We use bioinformatics methods to analyse available data on protein structures and protein interactions, and molecular simulations and/or computational biology methods to characterize and determine their stability.
The group develops computational methods and large-scale data analysis tools and applies these in fields such as Structural Biology of Proteins and Nucleic acids; Systems Biology; Protein Structure Prediction; Molecular Dynamics of folded and misfolded proteins; Statistical Analysis of Protein Interaction Networks.
A number of projects in the group integrate protein structural information with Protein-Protein Interaction Networks (PPIN)s to perform large scale studies to uncover observed cellular mechanism and the role of protein complexes in these. One of the major interests in these analyses is to investigate how disease-related mutations may disrupt protein functions and lead to a pathogenic phenotype. These effects can be mediated by alterations of the protein stability induced by the mutation and specific associated molecular signatures. Once these signatures have been identified, one can propose ‘rescue’ mutants to restore the protein function; one can design proteins with enhanced binding; one can design inhibitors to disrupt the binding.

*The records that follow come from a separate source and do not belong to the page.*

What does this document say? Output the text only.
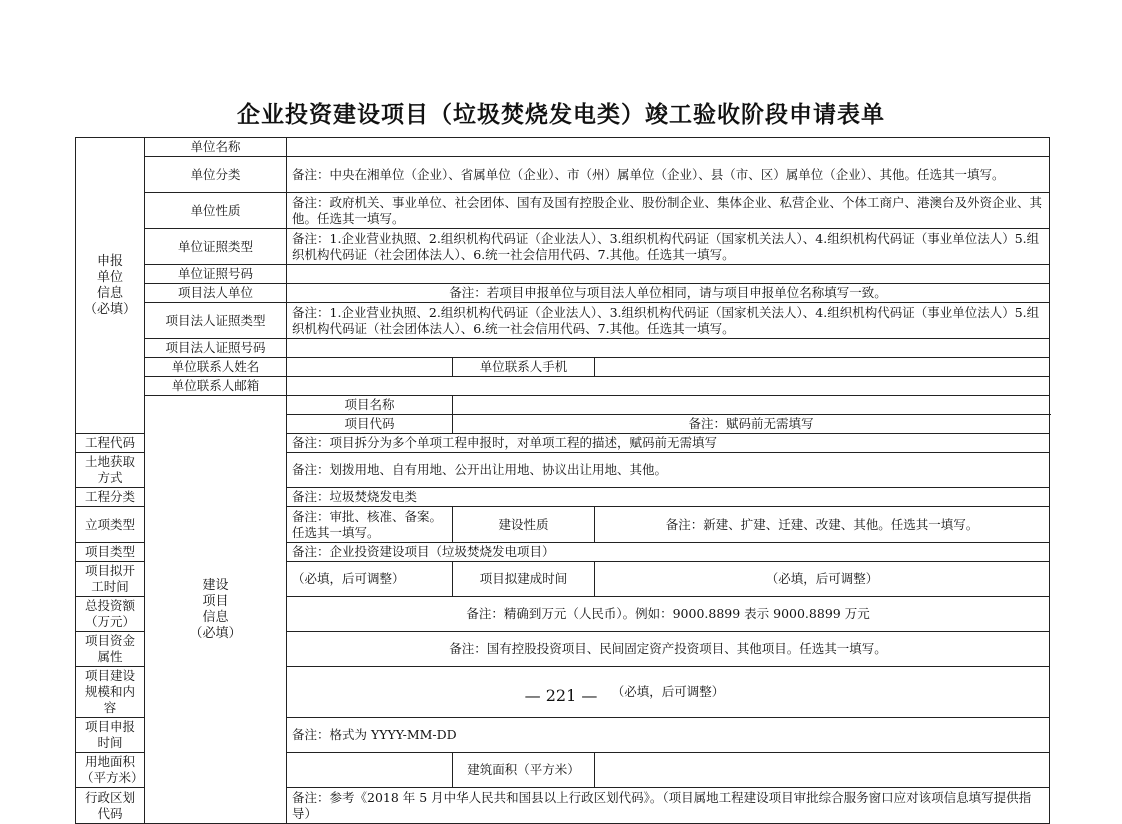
企业投资建设项目（垃圾焚烧发电类）竣工验收阶段申请表单
申报
单位
信息
（必填）	单位名称			
	单位分类	备注：中央在湘单位（企业）、省属单位（企业）、市（州）属单位（企业）、县（市、区）属单位（企业）、其他。任选其一填写。		
	单位性质	备注：政府机关、事业单位、社会团体、国有及国有控股企业、股份制企业、集体企业、私营企业、个体工商户、港澳台及外资企业、其他。任选其一填写。		
	单位证照类型	备注：1.企业营业执照、2.组织机构代码证（企业法人）、3.组织机构代码证（国家机关法人）、4.组织机构代码证（事业单位法人）5.组织机构代码证（社会团体法人）、6.统一社会信用代码、7.其他。任选其一填写。		
	单位证照号码			
	项目法人单位	备注：若项目申报单位与项目法人单位相同，请与项目申报单位名称填写一致。		
	项目法人证照类型	备注：1.企业营业执照、2.组织机构代码证（企业法人）、3.组织机构代码证（国家机关法人）、4.组织机构代码证（事业单位法人）5.组织机构代码证（社会团体法人）、6.统一社会信用代码、7.其他。任选其一填写。		
	项目法人证照号码			
	单位联系人姓名		单位联系人手机	
	单位联系人邮箱			
	建设
项目
信息
（必填）	项目名称		
		项目代码	备注：赋码前无需填写	
工程代码		备注：项目拆分为多个单项工程申报时，对单项工程的描述，赋码前无需填写		
土地获取方式		备注：划拨用地、自有用地、公开出让用地、协议出让用地、其他。		
工程分类		备注：垃圾焚烧发电类		
立项类型		备注：审批、核准、备案。任选其一填写。	建设性质	备注：新建、扩建、迁建、改建、其他。任选其一填写。
项目类型		备注：企业投资建设项目（垃圾焚烧发电项目）		
项目拟开工时间		（必填，后可调整）	项目拟建成时间	（必填，后可调整）
总投资额（万元）		备注：精确到万元（人民币）。例如：9000.8899 表示 9000.8899 万元		
项目资金属性		备注：国有控股投资项目、民间固定资产投资项目、其他项目。任选其一填写。		
项目建设规模和内容		（必填，后可调整）		
项目申报时间		备注：格式为 YYYY-MM-DD		
用地面积（平方米）			建筑面积（平方米）	
行政区划代码		备注：参考《2018 年 5 月中华人民共和国县以上行政区划代码》。（项目属地工程建设项目审批综合服务窗口应对该项信息填写提供指导）		
— 221 —
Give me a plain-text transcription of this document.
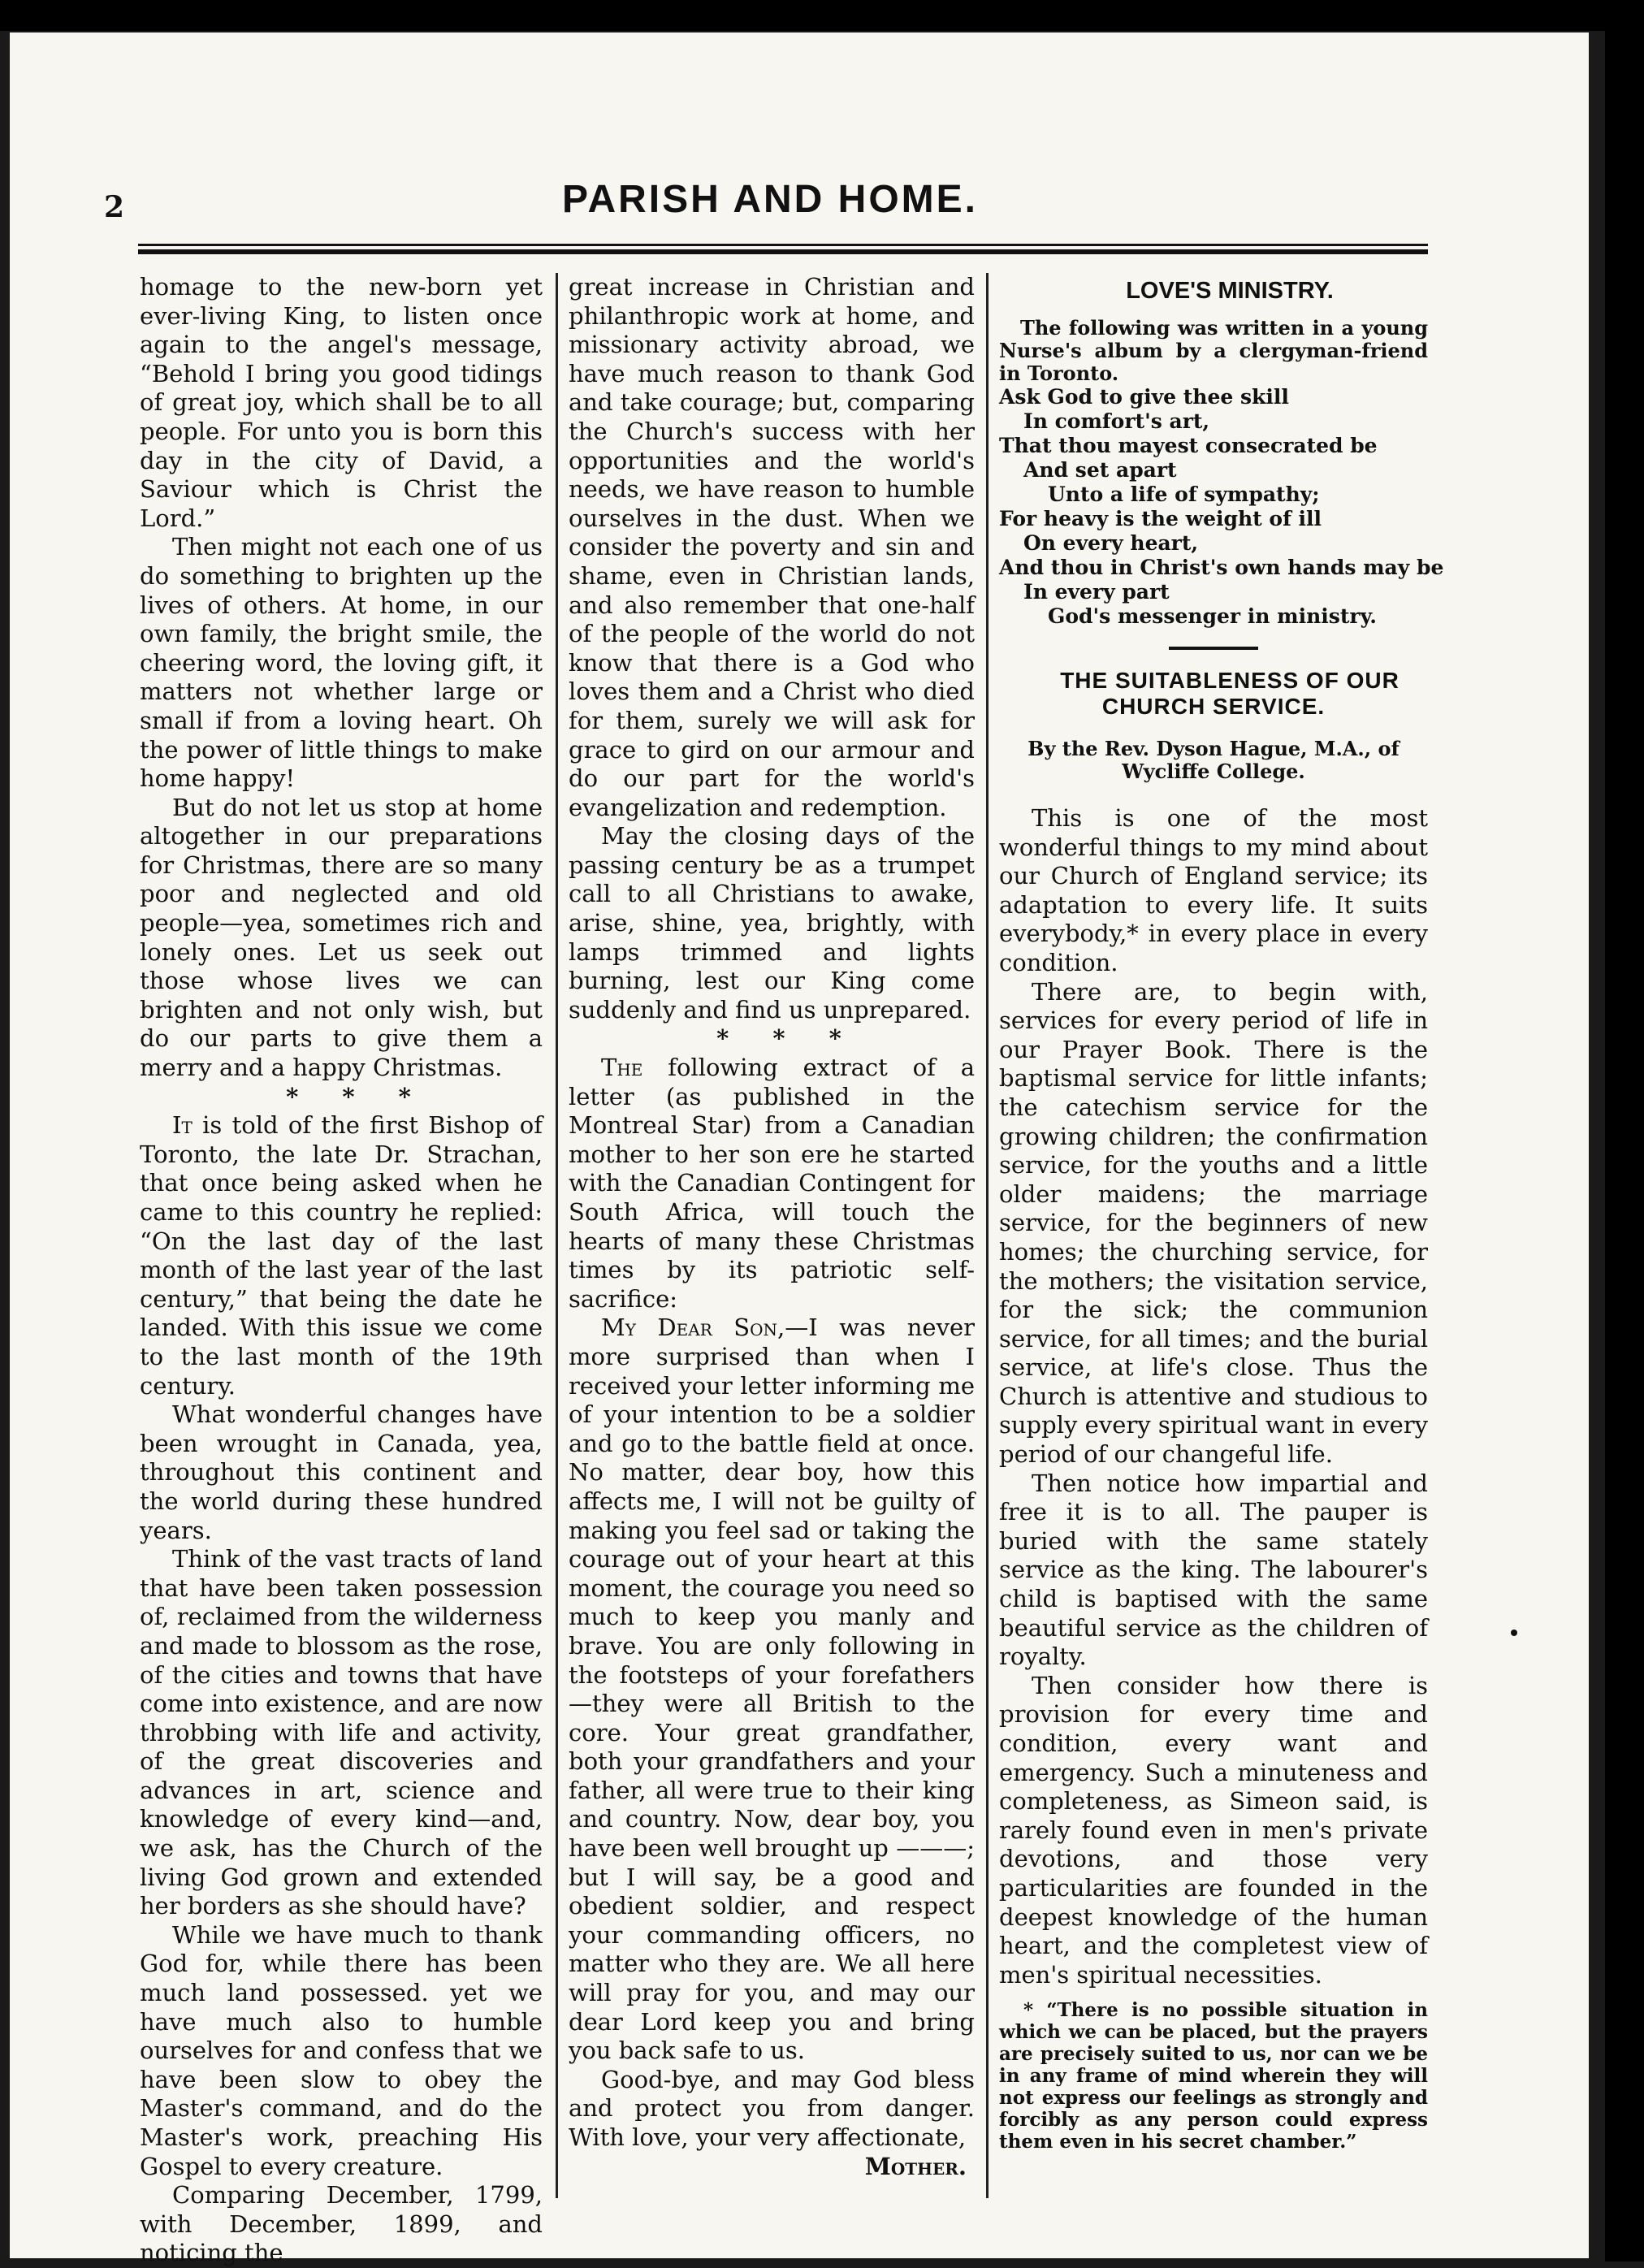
2	PARISH AND HOME.

homage to the new-born yet ever-living King, to listen once again to the angel's message, “Behold I bring you good tidings of great joy, which shall be to all people. For unto you is born this day in the city of David, a Saviour which is Christ the Lord.”

Then might not each one of us do something to brighten up the lives of others. At home, in our own family, the bright smile, the cheering word, the loving gift, it matters not whether large or small if from a loving heart. Oh the power of little things to make home happy!

But do not let us stop at home altogether in our preparations for Christmas, there are so many poor and neglected and old people—yea, sometimes rich and lonely ones. Let us seek out those whose lives we can brighten and not only wish, but do our parts to give them a merry and a happy Christmas.

* * *

It is told of the first Bishop of Toronto, the late Dr. Strachan, that once being asked when he came to this country he replied: “On the last day of the last month of the last year of the last century,” that being the date he landed. With this issue we come to the last month of the 19th century.

What wonderful changes have been wrought in Canada, yea, throughout this continent and the world during these hundred years.

Think of the vast tracts of land that have been taken possession of, reclaimed from the wilderness and made to blossom as the rose, of the cities and towns that have come into existence, and are now throbbing with life and activity, of the great discoveries and advances in art, science and knowledge of every kind—and, we ask, has the Church of the living God grown and extended her borders as she should have?

While we have much to thank God for, while there has been much land possessed. yet we have much also to humble ourselves for and confess that we have been slow to obey the Master's command, and do the Master's work, preaching His Gospel to every creature.

Comparing December, 1799, with December, 1899, and noticing the

great increase in Christian and philanthropic work at home, and missionary activity abroad, we have much reason to thank God and take courage; but, comparing the Church's success with her opportunities and the world's needs, we have reason to humble ourselves in the dust. When we consider the poverty and sin and shame, even in Christian lands, and also remember that one-half of the people of the world do not know that there is a God who loves them and a Christ who died for them, surely we will ask for grace to gird on our armour and do our part for the world's evangelization and redemption.

May the closing days of the passing century be as a trumpet call to all Christians to awake, arise, shine, yea, brightly, with lamps trimmed and lights burning, lest our King come suddenly and find us unprepared.

* * *

The following extract of a letter (as published in the Montreal Star) from a Canadian mother to her son ere he started with the Canadian Contingent for South Africa, will touch the hearts of many these Christmas times by its patriotic self-sacrifice:

My Dear Son,—I was never more surprised than when I received your letter informing me of your intention to be a soldier and go to the battle field at once. No matter, dear boy, how this affects me, I will not be guilty of making you feel sad or taking the courage out of your heart at this moment, the courage you need so much to keep you manly and brave. You are only following in the footsteps of your forefathers—they were all British to the core. Your great grandfather, both your grandfathers and your father, all were true to their king and country. Now, dear boy, you have been well brought up ———; but I will say, be a good and obedient soldier, and respect your commanding officers, no matter who they are. We all here will pray for you, and may our dear Lord keep you and bring you back safe to us.

Good-bye, and may God bless and protect you from danger. With love, your very affectionate,

Mother.

LOVE'S MINISTRY.

The following was written in a young Nurse's album by a clergyman-friend in Toronto.

Ask God to give thee skill
In comfort's art,
That thou mayest consecrated be
And set apart
Unto a life of sympathy;
For heavy is the weight of ill
On every heart,
And thou in Christ's own hands may be
In every part
God's messenger in ministry.

THE SUITABLENESS OF OUR CHURCH SERVICE.

By the Rev. Dyson Hague, M.A., of Wycliffe College.

This is one of the most wonderful things to my mind about our Church of England service; its adaptation to every life. It suits everybody,* in every place in every condition.

There are, to begin with, services for every period of life in our Prayer Book. There is the baptismal service for little infants; the catechism service for the growing children; the confirmation service, for the youths and a little older maidens; the marriage service, for the beginners of new homes; the churching service, for the mothers; the visitation service, for the sick; the communion service, for all times; and the burial service, at life's close. Thus the Church is attentive and studious to supply every spiritual want in every period of our changeful life.

Then notice how impartial and free it is to all. The pauper is buried with the same stately service as the king. The labourer's child is baptised with the same beautiful service as the children of royalty.

Then consider how there is provision for every time and condition, every want and emergency. Such a minuteness and completeness, as Simeon said, is rarely found even in men's private devotions, and those very particularities are founded in the deepest knowledge of the human heart, and the completest view of men's spiritual necessities.

* “There is no possible situation in which we can be placed, but the prayers are precisely suited to us, nor can we be in any frame of mind wherein they will not express our feelings as strongly and forcibly as any person could express them even in his secret chamber.”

We also focus on interactions between proteins that lead to misfolding and aggregation like the Prion protein. We use molecular simulations and we perform multiscale simulations of the assembly process in-silico and compare the data with experimental studies on the kinetics of oligomers formation. We have a strong and long-standing interest in the role of water at the surface of proteins and in the modelling of solvent in simulations.